Dr. Castillo, who is one of the pillars of the HA and a noted cardiologist in his own right, had elaborated: “I was seeing patients in the clinic after attending the sessions at the hotel — eating lunch and snacks there earlier during the day, and lunch and dinner the previous day — when I started having nausea and stomach cramps. I had to excuse myself in the middle of examining a patient to rush to the toilet. This happened a few more times. My wife and I skipped dinner that evening and went straight to bed. My wife’s bum stomach was not as bad as mine; she usually has a stronger resistance to diseases than me. I was feeling chilly and drained. Several other episodes of watery diarrhea followed during the night. It was good though I wasn’t vomiting so I could replace by drinking oral rehydrating solution the fluids I lost through the diarrhea. The bananas I ate also helped preserve my likely dwindling level of electrolytes.”
The Castillo couple, it turns out, were among the lucky ones as some of their fellow doctors fared out worse and were rushed to the hospital. In his column, Dr. Castillo noted that one of his friends, a lady physician, even lost consciousness probably due to low blood pressure secondary to dehydration. She was taken to the Capitol Medical Center, QC where she was pumped with intravenous fluids and only released after two days when she felt a lot better.
“I awoke at 3 a.m. when I felt like defecating (moving bowels) again. While washing my hands in the toilet, I felt my vision go black. I stood a while to think that it would go back. I groped around the sink to turn off the faucet but since I could not see, I accidentally pushed a mug, making it clatter on the sink and breaking it. My mother asked me if I was okay, and I told her, ‘Mommy, wala akong makita,’” Castillo quoted her as telling him afterwards.
Soon after the incident, Castillo said hotel officials informed him that they had sent samples of the food served during the convention to a laboratory for testing of microbes present, and the results indicated that they were “negative” for pathogens or bacteria.
The same Edsa Shang officials said that the source of the food poisoning could have come from the snacks prepared by third parties which were served in the hospitality suites by unidentified donor pharmaceutical companies.
“This is a possibility, except that some of those who were downed with vomiting and diarrhea never ate any of these snacks and attributed the poisoning to the foods eaten in the hotel,” Castillo said.

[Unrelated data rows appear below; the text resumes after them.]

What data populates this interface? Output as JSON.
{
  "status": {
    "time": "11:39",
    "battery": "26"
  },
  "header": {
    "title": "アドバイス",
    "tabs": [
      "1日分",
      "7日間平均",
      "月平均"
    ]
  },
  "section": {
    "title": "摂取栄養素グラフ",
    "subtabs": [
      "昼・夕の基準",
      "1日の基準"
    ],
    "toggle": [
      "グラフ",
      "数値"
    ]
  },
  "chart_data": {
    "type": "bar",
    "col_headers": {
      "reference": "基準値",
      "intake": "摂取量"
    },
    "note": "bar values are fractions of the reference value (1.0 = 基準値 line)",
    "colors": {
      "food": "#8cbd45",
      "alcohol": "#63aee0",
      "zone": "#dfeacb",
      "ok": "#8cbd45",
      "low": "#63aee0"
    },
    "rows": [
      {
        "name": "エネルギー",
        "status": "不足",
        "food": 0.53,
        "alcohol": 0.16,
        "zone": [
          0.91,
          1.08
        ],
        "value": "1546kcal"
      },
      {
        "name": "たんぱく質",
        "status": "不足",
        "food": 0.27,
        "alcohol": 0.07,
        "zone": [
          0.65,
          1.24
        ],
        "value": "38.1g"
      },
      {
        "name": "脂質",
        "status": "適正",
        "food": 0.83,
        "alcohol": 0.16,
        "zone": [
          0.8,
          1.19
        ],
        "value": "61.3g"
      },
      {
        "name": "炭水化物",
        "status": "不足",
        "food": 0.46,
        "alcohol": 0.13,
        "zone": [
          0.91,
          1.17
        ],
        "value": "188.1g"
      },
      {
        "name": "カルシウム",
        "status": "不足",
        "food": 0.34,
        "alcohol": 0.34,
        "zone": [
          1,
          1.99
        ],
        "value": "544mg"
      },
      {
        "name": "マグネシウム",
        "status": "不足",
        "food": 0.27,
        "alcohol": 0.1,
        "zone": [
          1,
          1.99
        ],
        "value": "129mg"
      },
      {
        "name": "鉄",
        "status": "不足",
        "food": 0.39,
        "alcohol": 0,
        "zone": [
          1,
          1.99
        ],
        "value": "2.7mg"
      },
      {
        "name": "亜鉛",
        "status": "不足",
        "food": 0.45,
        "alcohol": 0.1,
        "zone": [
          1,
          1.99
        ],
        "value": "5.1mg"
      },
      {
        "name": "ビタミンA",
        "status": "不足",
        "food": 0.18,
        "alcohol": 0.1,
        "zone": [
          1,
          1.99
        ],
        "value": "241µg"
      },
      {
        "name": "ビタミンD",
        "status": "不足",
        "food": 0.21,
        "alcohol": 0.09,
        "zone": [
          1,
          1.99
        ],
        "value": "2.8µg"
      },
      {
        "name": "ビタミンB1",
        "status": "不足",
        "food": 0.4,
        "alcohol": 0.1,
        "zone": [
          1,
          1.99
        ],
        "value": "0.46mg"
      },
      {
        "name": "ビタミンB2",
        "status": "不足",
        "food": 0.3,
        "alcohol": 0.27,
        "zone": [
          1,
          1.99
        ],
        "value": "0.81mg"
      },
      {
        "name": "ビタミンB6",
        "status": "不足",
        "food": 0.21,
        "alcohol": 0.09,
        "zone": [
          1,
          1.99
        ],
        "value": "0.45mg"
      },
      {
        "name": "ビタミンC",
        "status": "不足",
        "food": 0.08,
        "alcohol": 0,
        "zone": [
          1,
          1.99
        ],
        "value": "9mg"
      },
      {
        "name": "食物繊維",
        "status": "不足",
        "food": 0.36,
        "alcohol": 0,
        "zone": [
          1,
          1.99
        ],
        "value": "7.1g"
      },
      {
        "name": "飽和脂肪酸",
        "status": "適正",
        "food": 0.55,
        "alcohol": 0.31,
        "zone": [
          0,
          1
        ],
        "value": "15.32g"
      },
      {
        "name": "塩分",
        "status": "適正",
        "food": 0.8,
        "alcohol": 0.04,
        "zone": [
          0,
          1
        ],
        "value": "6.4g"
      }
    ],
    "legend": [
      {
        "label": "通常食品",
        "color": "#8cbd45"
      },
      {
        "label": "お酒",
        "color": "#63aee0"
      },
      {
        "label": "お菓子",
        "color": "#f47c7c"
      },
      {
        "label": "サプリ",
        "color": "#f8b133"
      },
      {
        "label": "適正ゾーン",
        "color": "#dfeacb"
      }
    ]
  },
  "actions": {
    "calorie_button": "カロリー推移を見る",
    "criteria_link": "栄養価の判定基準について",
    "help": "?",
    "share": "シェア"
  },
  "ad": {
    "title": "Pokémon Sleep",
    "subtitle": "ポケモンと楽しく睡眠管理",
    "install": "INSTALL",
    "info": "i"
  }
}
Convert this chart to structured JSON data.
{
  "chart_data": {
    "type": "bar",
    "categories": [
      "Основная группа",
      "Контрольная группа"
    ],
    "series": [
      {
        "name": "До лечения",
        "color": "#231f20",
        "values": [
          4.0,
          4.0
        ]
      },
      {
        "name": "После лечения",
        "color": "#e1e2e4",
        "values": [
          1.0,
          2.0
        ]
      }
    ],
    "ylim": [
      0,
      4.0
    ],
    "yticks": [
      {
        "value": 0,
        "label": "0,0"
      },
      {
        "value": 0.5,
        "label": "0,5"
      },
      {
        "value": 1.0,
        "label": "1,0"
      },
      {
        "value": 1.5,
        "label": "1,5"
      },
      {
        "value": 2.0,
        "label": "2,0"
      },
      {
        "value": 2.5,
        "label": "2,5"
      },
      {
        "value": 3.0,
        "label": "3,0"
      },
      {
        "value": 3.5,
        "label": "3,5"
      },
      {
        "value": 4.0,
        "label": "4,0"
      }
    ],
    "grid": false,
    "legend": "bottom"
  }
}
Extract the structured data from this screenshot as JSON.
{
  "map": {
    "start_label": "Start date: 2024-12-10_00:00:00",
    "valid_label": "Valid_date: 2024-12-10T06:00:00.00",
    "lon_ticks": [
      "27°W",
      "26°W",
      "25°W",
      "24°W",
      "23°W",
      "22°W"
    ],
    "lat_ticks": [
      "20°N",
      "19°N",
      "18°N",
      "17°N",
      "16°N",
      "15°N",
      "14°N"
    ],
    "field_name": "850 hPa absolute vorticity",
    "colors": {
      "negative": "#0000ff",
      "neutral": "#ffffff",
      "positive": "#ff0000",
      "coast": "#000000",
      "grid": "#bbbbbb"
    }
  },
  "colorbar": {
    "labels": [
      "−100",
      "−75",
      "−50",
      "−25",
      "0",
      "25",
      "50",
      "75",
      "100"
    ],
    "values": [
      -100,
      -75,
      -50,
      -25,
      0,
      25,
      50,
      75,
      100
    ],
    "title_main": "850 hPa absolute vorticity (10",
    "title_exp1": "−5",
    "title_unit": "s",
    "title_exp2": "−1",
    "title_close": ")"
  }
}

What’s odd, according to Castillo, is that the Edsa Shangri-La staffers never took pains to report the food poisoning incident to the Department of Health or concerned Mandaluyong City officials considering the big number of persons involved, thus making it tantamount to the outbreak of a disease.
Smells like a cover-up, if I do say so myself.
Castillo said Health Secretary Enrique Ona had been formally informed by e-mail of the mass food poisoning of 30 prominent physicians at the Edsa Shang.
But that was over six months ago…
Secretary Ona? Secretary Ona? Are you still there?